Der Zuhörer
Nachdem eine alte Bekannte über das Wochenende
zu Besuch war, kam mir die Idee für einen
Nebenverdienst:
Zuhörer
Ich stand noch unter dem Eindruck ihres
nicht abreißen wollenden Redeschwalls
Wenn ich etwas einwendete
ließ sie mich nicht ausreden
Sie fand sogleich den Faden wieder
Sie kübelte in selbstdarstellerischer Manier
ihren Seelenmüll vor meine Füße
Einen Tag und eine Nacht
Als die Tür hinter ihr ins Schloss fiel, atmete ich auf
Ich öffnete die Fenster
weil ich das Gefühl hatte, sie hinge noch in der Luft
Mein Kopf fühlte sich wie ein
unaufgeräumtes Zimmer
Ich hatte einen Kloß im Hals
In meinen Ohren hallte ihr Gekeife nach
Mein Gott, war ich durch den Wind
Solche Freundschaftsdienste schlauchten
mehr als Sex, da man nichts zurückbekam
Wie wäre es, dachte ich, wenn man sich als
Zuhörer
bezahlen ließe?
Wäre das nicht neben dem ganzen Therapeutenquatsch
eine Marktlücke?
Mir gefiel die Idee zusehends, denn ich hielt mich
nach dem Besuch meiner Bekannten für begabt
Ich wollte für ein weibliches Klientel
die Ohren aufhalten
Der Anzeigentext würde in etwa wie folgt lauten:
„ Werden sie von Ihrem Ex-Mann tyrannisiert?

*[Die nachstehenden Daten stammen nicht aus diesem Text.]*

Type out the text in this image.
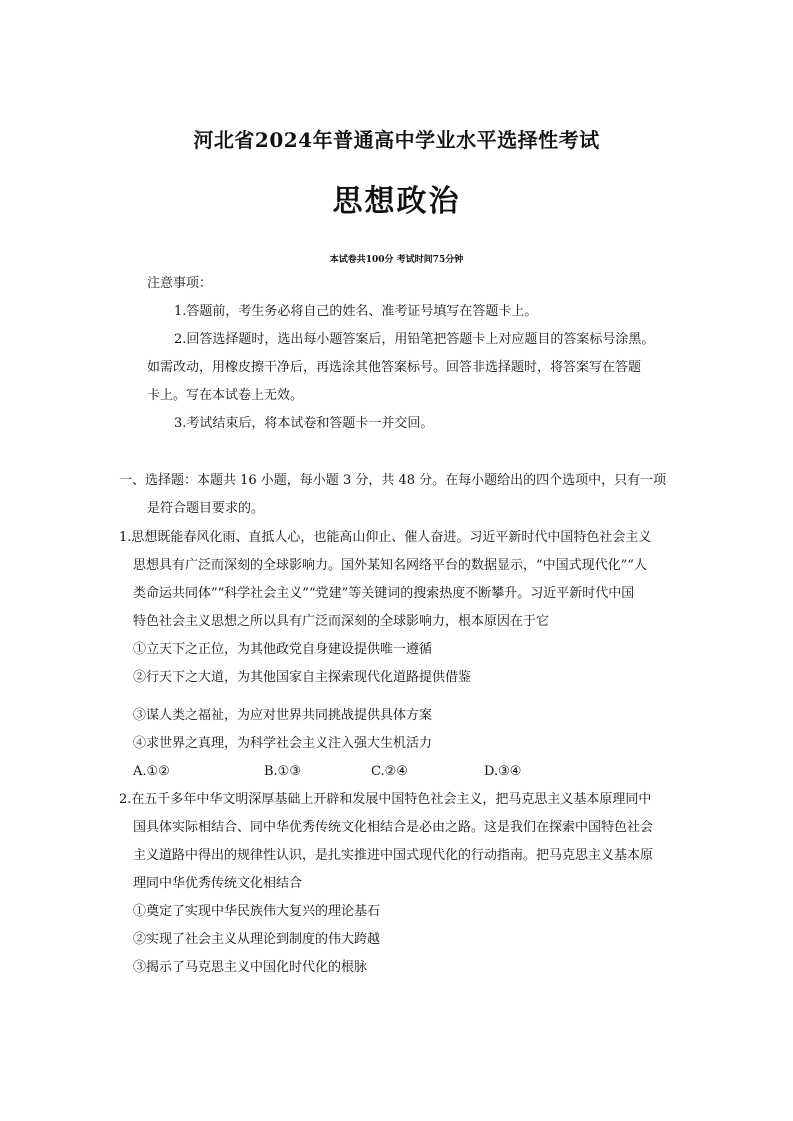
河北省2024年普通高中学业水平选择性考试
思想政治
本试卷共100分 考试时间75分钟
注意事项：
1.答题前，考生务必将自己的姓名、准考证号填写在答题卡上。
2.回答选择题时，选出每小题答案后，用铅笔把答题卡上对应题目的答案标号涂黑。
如需改动，用橡皮擦干净后，再选涂其他答案标号。回答非选择题时，将答案写在答题
卡上。写在本试卷上无效。
3.考试结束后，将本试卷和答题卡一并交回。
一、选择题：本题共 16 小题，每小题 3 分，共 48 分。在每小题给出的四个选项中，只有一项
是符合题目要求的。
1.思想既能春风化雨、直抵人心，也能高山仰止、催人奋进。习近平新时代中国特色社会主义
思想具有广泛而深刻的全球影响力。国外某知名网络平台的数据显示，“中国式现代化”“人
类命运共同体”“科学社会主义”“党建”等关键词的搜索热度不断攀升。习近平新时代中国
特色社会主义思想之所以具有广泛而深刻的全球影响力，根本原因在于它
①立天下之正位，为其他政党自身建设提供唯一遵循
②行天下之大道，为其他国家自主探索现代化道路提供借鉴
③谋人类之福祉，为应对世界共同挑战提供具体方案
④求世界之真理，为科学社会主义注入强大生机活力
A.①②	B.①③	C.②④	D.③④
2.在五千多年中华文明深厚基础上开辟和发展中国特色社会主义，把马克思主义基本原理同中
国具体实际相结合、同中华优秀传统文化相结合是必由之路。这是我们在探索中国特色社会
主义道路中得出的规律性认识，是扎实推进中国式现代化的行动指南。把马克思主义基本原
理同中华优秀传统文化相结合
①奠定了实现中华民族伟大复兴的理论基石
②实现了社会主义从理论到制度的伟大跨越
③揭示了马克思主义中国化时代化的根脉
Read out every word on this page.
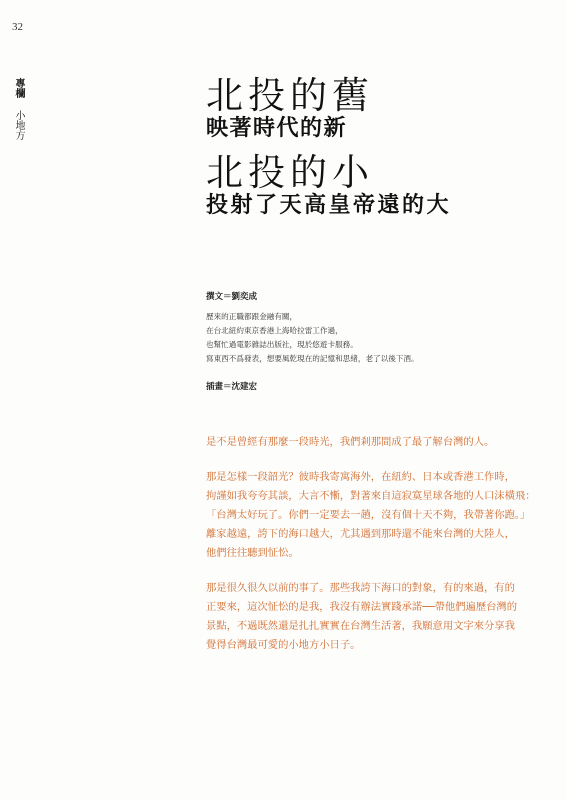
32
專欄
小地方
北投的舊
映著時代的新
北投的小
投射了天高皇帝遠的大

撰文＝劉奕成

歷來的正職都跟金融有關，
在台北紐約東京香港上海哈拉雷工作過，
也幫忙過電影雜誌出版社，現於悠遊卡服務。
寫東西不爲發表，想要風乾現在的記憶和思緒，老了以後下酒。

插畫＝沈建宏

是不是曾經有那麼一段時光，我們剎那間成了最了解台灣的人。

那是怎樣一段韶光？彼時我寄寓海外，在紐約、日本或香港工作時，
拘謹如我夸夸其談，大言不慚，對著來自這寂寞星球各地的人口沫橫飛：
「台灣太好玩了。你們一定要去一趟，沒有個十天不夠，我帶著你跑。」
離家越遠，誇下的海口越大，尤其遇到那時還不能來台灣的大陸人，
他們往往聽到怔忪。

那是很久很久以前的事了。那些我誇下海口的對象，有的來過，有的
正要來，這次怔忪的是我，我沒有辦法實踐承諾──帶他們遍歷台灣的
景點，不過既然還是扎扎實實在台灣生活著，我願意用文字來分享我
覺得台灣最可愛的小地方小日子。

Schaut Ihr Partner lieber Fußball, als mit Ihnen zu reden?
Hängt ihr Partner an der Flasche
und nicht an Ihnen?
Vermissen Sie Zärtlichkeit und Aufmerksamkeit
von ihrem Partner?
...
Ich schenke Ihnen ein offenes und diskretes Ohr
für Ihren angesammelten privaten Frust.
Widerspruchslos und ohne Hintergedanken.“
Meine Bekannte würde ich so schnell nicht mehr
einladen
Das war mir eine Lehre
Als Zuhörer ist man der Arsch
Warum reden sie nicht mit ihrer Toilettenspülung?
Aber das ist wohl nicht dasselbe
(2005)
bonanzaMARGOT - 11.08.2007 19:32
Ohr abbeißen
ohr langsam abkauen ...
gruß
bon.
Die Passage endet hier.